Back in the mid-eighties, I went to see a counselor for some lingering anxiety following a horrible bout with postpartum depression. I was pretty anti-drug back then, so I was surprised when, after a few sessions, she brought me across the hall to speak with a psychiatrist with whom she practiced. He wound up prescribing me Buspar, which was OK, but I seldom ever took them, as at the time, I was trying to workout my issues in non-pharmaceutical ways.
When I returned to see him a couple of months later, he asked me how it was working for me, and I told him I didn't take them very often. He evidently mistook this to mean that it wasn't very effective, because I left his office that day with a prescription for Xanax. I only ever occasionally took those for sleep, and I think the thirty he prescribed me lasted me two years.
Then, in the nineties or early 2000s, my family doctor prescribed me ativan. Once again, I seldom took them, and allowed the refill to expire without ever filling it.
These days, I wish I could get some sort of benzo script, as I would definitely use them.

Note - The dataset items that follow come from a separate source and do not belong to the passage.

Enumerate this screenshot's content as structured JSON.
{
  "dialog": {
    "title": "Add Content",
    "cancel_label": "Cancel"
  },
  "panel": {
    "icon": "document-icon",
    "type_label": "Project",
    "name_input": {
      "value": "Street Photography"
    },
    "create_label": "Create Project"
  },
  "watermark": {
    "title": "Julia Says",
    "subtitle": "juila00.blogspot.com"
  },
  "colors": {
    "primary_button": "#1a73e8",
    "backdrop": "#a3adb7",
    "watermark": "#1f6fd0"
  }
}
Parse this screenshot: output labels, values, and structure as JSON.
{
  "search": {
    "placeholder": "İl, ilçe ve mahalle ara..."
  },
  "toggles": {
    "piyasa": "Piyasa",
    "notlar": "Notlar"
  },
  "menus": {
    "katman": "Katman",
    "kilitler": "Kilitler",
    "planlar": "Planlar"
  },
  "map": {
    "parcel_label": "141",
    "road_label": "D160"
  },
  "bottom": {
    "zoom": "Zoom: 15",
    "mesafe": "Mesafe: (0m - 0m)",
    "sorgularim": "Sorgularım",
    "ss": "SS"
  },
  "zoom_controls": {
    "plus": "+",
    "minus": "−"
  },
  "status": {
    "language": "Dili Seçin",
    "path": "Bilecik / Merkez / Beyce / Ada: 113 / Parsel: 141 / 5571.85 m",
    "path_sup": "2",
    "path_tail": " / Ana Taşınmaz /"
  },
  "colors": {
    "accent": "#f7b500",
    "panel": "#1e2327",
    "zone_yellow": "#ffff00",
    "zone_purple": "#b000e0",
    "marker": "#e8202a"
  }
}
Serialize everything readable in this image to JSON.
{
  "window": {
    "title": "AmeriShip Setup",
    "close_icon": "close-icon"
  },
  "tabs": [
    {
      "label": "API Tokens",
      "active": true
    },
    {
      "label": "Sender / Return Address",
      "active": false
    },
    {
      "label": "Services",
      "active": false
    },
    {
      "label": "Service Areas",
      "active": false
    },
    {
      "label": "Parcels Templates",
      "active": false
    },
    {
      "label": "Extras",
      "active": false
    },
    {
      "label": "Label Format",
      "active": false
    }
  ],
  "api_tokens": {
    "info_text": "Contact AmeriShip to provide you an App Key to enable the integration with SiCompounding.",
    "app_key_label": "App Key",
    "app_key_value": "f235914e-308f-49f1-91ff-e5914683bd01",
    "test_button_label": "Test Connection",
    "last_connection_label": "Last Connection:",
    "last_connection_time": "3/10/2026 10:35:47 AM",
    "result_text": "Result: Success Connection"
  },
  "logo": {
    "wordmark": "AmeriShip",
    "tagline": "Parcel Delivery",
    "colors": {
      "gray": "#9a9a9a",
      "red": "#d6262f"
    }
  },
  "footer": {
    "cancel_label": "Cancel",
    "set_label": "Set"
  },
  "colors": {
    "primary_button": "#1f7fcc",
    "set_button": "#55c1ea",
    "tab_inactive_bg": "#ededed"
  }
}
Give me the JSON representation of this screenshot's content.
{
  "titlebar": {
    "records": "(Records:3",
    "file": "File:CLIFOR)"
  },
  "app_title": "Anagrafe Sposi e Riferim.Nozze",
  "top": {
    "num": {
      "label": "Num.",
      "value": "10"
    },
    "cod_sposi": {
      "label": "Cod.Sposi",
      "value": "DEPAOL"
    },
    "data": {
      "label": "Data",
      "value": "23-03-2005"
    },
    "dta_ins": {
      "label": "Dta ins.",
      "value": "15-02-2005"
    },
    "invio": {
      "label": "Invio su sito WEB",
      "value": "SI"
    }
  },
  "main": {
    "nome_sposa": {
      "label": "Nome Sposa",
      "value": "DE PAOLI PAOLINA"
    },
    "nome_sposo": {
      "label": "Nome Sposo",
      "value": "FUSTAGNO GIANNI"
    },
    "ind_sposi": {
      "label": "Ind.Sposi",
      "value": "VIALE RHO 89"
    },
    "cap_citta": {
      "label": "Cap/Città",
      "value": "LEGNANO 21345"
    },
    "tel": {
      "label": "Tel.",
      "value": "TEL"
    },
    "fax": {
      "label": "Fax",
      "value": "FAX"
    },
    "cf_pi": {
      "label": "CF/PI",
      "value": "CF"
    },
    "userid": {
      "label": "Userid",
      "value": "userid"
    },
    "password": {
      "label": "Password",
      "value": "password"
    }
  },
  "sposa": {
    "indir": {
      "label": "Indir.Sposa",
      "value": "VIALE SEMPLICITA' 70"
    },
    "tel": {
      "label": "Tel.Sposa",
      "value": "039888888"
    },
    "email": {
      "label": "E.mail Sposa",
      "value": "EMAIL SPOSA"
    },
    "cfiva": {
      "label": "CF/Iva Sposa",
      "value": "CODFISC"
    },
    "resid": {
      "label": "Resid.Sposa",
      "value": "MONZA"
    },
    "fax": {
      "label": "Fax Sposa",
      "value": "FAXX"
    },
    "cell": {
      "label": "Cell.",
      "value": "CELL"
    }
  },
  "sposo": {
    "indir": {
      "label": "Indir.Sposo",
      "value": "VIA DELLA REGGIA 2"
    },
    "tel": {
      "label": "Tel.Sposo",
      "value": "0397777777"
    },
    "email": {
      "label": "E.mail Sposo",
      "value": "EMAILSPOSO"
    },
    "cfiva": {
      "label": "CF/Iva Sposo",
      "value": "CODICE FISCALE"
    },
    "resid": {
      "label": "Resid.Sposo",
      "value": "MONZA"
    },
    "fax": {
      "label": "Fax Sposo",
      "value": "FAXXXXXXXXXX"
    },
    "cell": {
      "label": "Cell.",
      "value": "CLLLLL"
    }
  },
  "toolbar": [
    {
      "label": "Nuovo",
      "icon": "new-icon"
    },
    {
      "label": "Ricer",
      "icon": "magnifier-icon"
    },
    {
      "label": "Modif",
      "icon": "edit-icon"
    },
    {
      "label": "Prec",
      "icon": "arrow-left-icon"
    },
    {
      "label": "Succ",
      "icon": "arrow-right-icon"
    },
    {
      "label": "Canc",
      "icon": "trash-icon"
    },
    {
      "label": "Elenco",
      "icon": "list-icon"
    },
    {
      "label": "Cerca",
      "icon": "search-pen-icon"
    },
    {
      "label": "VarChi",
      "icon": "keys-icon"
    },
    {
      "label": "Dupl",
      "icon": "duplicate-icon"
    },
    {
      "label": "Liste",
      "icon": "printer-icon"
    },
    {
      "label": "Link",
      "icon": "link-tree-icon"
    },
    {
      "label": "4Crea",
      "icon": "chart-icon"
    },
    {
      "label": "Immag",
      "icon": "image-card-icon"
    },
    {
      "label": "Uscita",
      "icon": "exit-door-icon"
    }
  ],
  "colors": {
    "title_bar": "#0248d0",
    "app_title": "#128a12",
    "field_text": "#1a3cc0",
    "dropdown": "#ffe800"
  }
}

In the intervening years, I have discovered that taking a small amount of a benzo is the means to combat the insomnia I have had all my life; I sleep like a normal person when I have them. However, I have not really pursued this,and maybe it's for the best, as it would be a bitch to become addicted to them. I mean, opiate withdrawal sucks majorly, but it isn't going to kill you. I'd be afraid of becoming physically dependent, and then finding myself unable to obtain any, and having a grand mal seizure. So, I just use benzos when they happen to fall into my hands. Sparingly and rarely.